Neste capítulo, serão abordados não apenas os TIs, mas também a insônia como
coadjuvante de doenças comumente observadas no idoso, já que a interseção de
síndromes e comorbidades na senescência é o mais habitualmente observado.
Intervenções que objetivam abordar apenas um sinal ou sintoma têm pouca
aplicabilidade na prática geriátrica, podendo levar, inclusive, à cascata iatrogênica.
Qualidade do sono
Não há unanimidade acerca do conceito de boa qualidade do sono. Enquanto
parâmetros objetivos mensurados tanto pela polissonografia como pela actigrafia, a
exemplo do tempo total de sono e da eficiência do sono, são considerados medidas
apropriadas, parâmetros subjetivos, como percepção do sono e despertares noturnos, são
comumente utilizados em estudos e no cotidiano clínico.5,6
Na prática, uma boa e simples anamnese do sono é suficiente para se estimar a
qualidade do sono.
Algumas perguntas simples e rápidas são apresentadas no Quadro 1.
Quadro 1
ANAMNESE DO SONO DO PACIENTE IDOSO
Perguntas importantes
Como está seu sono?
Considera seu sono suficiente?
Qual é o horário em que frequentemente vai para a cama?
Demora mais de 30 minutos ou tem dificuldade para “pegar” no sono?
Acorda muito durante a noite, para urinar, ou tem dificuldade de voltar a
dormir?
Acorda muito cedo, antes da hora que desejava, e considera isso um problema?
Tem pesadelos, gritos ou movimentos anormais durante o sono?
Ronca ou para de respirar durante o sono?
Tem sonolência excessiva ou dorme muito durante o dia?
Fonte: Elaborado pelos autores.
Idosos frequentemente reportam uma má qualidade do sono, muitas vezes devido a
uma má percepção de seu padrão de sono. Um em cada três idosos relata que dorme
1 hora a menos do que medidas actigráficas demonstram, o que evidencia, portanto,
uma má percepção do sono.7
Idosos com demência podem ser erroneamente rotulados como insones por seus
cuidadores.
O uso do diário do sono, um instrumento de avaliação subjetiva da qualidade e do
padrão do sono, não parece ser muito confiável em idosos, visto subestimar o número de
horas dormidas. Assim, é importante que o geriatra consiga abordar, de uma maneira
indireta, se, de fato, há um sono de má qualidade. Uma pergunta sensível refere-se ao
período diurno desse paciente.
A presença de sonolência diurna, prejuízo cognitivo (sobretudo atenção e memória) e
sintomas psiquiátricos, como depressão e/ou ansiedade, aponta para um sono de baixa
qualidade, ao passo que um dia normal pode sugerir um bom sono.8
É importante ressaltar que a ocorrência da noctúria ao longo da noite não
necessariamente compromete a qualidade do sono. Estudo realizado com idosos
saudáveis na Universidade de Brasília mostrou que a noctúria não prejudicou a
qualidade do sono geral dos participantes, talvez por eles terem apresentado grande
pressão de sono, ou seja, terem acumulado um longo período de vigília durante o dia,
não comprometendo, portanto, a qualidade do sono noturno com tais despertares
fisiológicos.9
É muito importante ter uma boa qualidade do sono, mesmo que seja às custas de
tratamento farmacológico. Estudos recentes têm apontado que a intervenção
farmacológica em indivíduos insones pode melhorar a saúde mental e física.
Tratamento farmacológico
O tratamento farmacológico da insônia no idoso exige alguns cuidados.
Deve-se ponderar o risco/benefício ao prescrever um medicamento principalmente para
o idoso com alguma síndrome geriátrica ou polifarmácia em razão da maior propensão a
efeitos adversos e interações medicamentosas.

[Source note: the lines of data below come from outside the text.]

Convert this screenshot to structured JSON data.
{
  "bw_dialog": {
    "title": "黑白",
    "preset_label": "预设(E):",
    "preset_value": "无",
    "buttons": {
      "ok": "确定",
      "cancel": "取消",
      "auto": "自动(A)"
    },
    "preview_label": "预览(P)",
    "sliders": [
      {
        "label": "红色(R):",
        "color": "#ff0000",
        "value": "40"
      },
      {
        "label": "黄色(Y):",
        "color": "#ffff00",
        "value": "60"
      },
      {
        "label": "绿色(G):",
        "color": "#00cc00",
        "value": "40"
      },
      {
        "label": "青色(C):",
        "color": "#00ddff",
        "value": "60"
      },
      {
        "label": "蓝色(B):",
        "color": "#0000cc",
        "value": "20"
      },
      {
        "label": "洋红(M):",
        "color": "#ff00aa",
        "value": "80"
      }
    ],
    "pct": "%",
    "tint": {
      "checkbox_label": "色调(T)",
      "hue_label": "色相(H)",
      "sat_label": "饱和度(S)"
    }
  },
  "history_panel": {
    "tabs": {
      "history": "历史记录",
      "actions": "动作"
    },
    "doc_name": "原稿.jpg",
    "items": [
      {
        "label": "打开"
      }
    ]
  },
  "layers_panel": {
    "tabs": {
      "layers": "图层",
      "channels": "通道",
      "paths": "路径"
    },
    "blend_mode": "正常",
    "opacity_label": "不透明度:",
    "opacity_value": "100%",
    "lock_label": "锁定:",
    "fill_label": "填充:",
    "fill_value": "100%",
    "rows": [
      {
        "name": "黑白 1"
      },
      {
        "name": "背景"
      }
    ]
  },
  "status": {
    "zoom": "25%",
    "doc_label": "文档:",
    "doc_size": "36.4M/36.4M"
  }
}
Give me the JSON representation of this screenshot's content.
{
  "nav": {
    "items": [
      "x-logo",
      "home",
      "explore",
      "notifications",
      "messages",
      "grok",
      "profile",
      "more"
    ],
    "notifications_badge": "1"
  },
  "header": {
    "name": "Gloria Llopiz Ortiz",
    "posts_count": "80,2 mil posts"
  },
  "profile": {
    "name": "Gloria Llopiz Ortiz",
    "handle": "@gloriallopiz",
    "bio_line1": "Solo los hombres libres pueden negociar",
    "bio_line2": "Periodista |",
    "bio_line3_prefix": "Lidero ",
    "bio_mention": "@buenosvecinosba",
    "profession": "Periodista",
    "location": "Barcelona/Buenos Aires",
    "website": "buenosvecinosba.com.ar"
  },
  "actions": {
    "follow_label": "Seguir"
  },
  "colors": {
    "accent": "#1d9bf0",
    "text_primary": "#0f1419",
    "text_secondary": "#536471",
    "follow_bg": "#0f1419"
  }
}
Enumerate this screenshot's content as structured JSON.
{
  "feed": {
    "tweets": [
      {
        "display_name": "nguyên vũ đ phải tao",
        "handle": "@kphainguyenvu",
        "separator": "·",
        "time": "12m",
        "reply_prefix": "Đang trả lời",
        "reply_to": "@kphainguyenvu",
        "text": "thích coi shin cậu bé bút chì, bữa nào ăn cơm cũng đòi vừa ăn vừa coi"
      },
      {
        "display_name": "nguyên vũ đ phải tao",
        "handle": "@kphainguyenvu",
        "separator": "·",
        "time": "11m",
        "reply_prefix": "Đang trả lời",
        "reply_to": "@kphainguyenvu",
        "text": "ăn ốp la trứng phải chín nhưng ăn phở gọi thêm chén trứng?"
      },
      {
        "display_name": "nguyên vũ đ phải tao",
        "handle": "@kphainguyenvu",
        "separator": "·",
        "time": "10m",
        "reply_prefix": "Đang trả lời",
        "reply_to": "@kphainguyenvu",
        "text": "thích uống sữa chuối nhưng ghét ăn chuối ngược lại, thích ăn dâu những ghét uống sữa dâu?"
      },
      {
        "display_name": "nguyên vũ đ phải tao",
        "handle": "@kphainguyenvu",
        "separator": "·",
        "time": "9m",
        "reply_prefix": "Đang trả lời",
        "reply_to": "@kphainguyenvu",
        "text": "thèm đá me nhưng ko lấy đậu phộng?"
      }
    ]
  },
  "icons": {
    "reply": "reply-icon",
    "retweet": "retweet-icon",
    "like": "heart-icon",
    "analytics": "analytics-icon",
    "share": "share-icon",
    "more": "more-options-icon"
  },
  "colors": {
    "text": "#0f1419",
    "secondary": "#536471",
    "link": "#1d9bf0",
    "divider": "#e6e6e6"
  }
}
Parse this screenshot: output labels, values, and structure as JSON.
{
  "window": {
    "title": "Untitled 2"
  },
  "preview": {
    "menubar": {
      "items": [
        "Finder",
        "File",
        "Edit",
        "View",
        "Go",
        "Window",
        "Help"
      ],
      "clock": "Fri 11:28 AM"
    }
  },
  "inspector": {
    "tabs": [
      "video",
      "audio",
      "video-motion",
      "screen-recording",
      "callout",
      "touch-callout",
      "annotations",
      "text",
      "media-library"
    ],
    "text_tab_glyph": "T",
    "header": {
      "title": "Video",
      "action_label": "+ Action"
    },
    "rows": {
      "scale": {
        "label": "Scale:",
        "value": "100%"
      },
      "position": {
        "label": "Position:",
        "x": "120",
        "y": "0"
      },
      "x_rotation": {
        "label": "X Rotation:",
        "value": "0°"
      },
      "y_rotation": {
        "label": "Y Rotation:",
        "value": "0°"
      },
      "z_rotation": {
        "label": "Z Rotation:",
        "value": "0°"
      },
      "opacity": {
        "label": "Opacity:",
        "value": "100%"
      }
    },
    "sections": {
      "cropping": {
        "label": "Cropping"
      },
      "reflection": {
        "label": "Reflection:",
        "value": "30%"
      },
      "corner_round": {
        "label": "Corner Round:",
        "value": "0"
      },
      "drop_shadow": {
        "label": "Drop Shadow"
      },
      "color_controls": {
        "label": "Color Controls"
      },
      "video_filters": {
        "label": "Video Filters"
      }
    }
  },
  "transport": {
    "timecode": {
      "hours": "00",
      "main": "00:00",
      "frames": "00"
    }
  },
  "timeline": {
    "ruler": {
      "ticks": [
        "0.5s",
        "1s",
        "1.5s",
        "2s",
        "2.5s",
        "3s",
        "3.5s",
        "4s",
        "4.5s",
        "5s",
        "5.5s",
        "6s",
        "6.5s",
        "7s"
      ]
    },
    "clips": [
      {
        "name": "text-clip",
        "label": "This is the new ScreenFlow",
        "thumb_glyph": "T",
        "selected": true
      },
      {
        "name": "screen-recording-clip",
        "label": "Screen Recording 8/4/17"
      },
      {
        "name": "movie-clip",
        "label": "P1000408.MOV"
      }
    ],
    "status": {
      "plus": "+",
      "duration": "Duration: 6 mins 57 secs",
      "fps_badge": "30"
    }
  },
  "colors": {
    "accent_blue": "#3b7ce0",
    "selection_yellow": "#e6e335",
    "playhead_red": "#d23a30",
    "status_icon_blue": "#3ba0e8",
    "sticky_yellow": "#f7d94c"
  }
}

A escolha do fármaco ideal envolve as seguintes considerações:
padrão dos sintomas — dificuldade no início ou na manutenção do sono;
presença de despertares noturnos;
presença de comorbidades, como depressão ou SAOS;
preferência do paciente, sobretudo acerca de respostas a tratamentos anteriores e
possíveis efeitos adversos prévios;
interação medicamentosa e contraindicações de alguns fármacos, principalmente
antidepressivos e benzodiazepínicos;
custo e disponibilidade do medicamento no serviço público.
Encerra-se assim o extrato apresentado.